# Downside to the industry



## ruinexplorer (Mar 25, 2015)

Just read this article about the stress to those working in Australia. I expect to look and see if there are studies done in the U.S. http://www.tonedeaf.com.au/437209/heres-probably-dont-want-work-australian-music-industry.htm


----------



## MNicolai (Mar 25, 2015)

Quite the juxtaposition to WSJ's "Roadies the Unlikely Survivors of the Music Business" headline last week.


----------



## Footer (Mar 25, 2015)

To be fair... and I'm going to get flack for this... most Australian techs I have ran into are really high strung. Like, really high strung. More then the Italians even.


----------



## robartsd (Mar 26, 2015)

Footer said:


> I'm going to get flack for this...I have ran into


At least you qualified your statement.


----------



## ruinexplorer (Mar 27, 2015)

MNicolai said:


> Quite the juxtaposition to WSJ's "Roadies the Unlikely Survivors of the Music Business" headline last week.



True, but I think the two articles were highlighting opposite sides of the business.


----------



## de27192 (Apr 3, 2015)

Footer said:


> To be fair... and I'm going to get flack for this... most Australian techs I have ran into are really high strung.
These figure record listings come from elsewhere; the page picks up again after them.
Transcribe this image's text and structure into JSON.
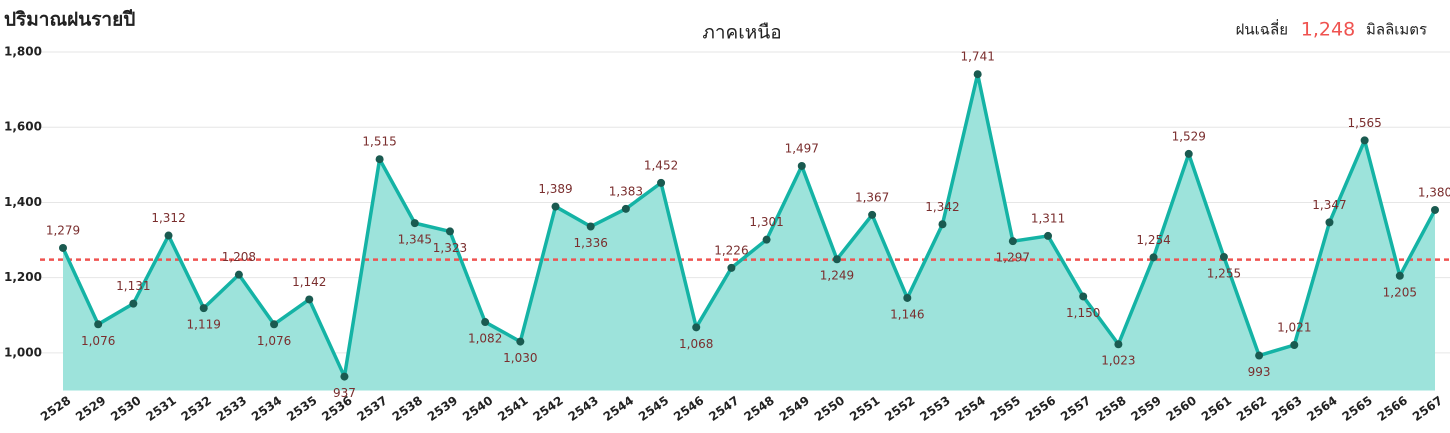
{
  "chart_data": {
    "type": "line",
    "title": "ปริมาณฝนรายปี",
    "subtitle": "ภาคเหนือ",
    "average": {
      "value": 1248,
      "label": "1,248",
      "prefix": "ฝนเฉลี่ย",
      "unit": "มิลลิเมตร",
      "color": "#ef5350"
    },
    "categories": [
      "2528",
      "2529",
      "2530",
      "2531",
      "2532",
      "2533",
      "2534",
      "2535",
      "2536",
      "2537",
      "2538",
      "2539",
      "2540",
      "2541",
      "2542",
      "2543",
      "2544",
      "2545",
      "2546",
      "2547",
      "2548",
      "2549",
      "2550",
      "2551",
      "2552",
      "2553",
      "2554",
      "2555",
      "2556",
      "2557",
      "2558",
      "2559",
      "2560",
      "2561",
      "2562",
      "2563",
      "2564",
      "2565",
      "2566",
      "2567"
    ],
    "series": [
      {
        "color": "#14b3a5",
        "fill": "#9de3db",
        "marker_color": "#1a5a50",
        "values": [
          1279,
          1076,
          1131,
          1312,
          1119,
          1208,
          1076,
          1142,
          937,
          1515,
          1345,
          1323,
          1082,
          1030,
          1389,
          1336,
          1383,
          1452,
          1068,
          1226,
          1301,
          1497,
          1249,
          1367,
          1146,
          1342,
          1741,
          1297,
          1311,
          1150,
          1023,
          1254,
          1529,
          1255,
          993,
          1021,
          1347,
          1565,
          1205,
          1380
        ],
        "value_labels": [
          "1,279",
          "1,076",
          "1,131",
          "1,312",
          "1,119",
          "1,208",
          "1,076",
          "1,142",
          "937",
          "1,515",
          "1,345",
          "1,323",
          "1,082",
          "1,030",
          "1,389",
          "1,336",
          "1,383",
          "1,452",
          "1,068",
          "1,226",
          "1,301",
          "1,497",
          "1,249",
          "1,367",
          "1,146",
          "1,342",
          "1,741",
          "1,297",
          "1,311",
          "1,150",
          "1,023",
          "1,254",
          "1,529",
          "1,255",
          "993",
          "1,021",
          "1,347",
          "1,565",
          "1,205",
          "1,380"
        ]
      }
    ],
    "ylim": [
      900,
      1800
    ],
    "yticks": [
      {
        "value": 1000,
        "label": "1,000"
      },
      {
        "value": 1200,
        "label": "1,200"
      },
      {
        "value": 1400,
        "label": "1,400"
      },
      {
        "value": 1600,
        "label": "1,600"
      },
      {
        "value": 1800,
        "label": "1,800"
      }
    ],
    "grid": true
  }
}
Like, really high strung. More then the Italians even.



Contrary to flack, I couldn't agree more.

I have worked with Australians so highly strung if you hit them it would play a note.


----------



## techieman33 (Apr 3, 2015)

I've only ever worked with one group of them and they were all really cool and laid back the entire time.


----------



## Pie4Weebl (Apr 5, 2015)

It is worth noting that the Australian study includes performers as well.


----------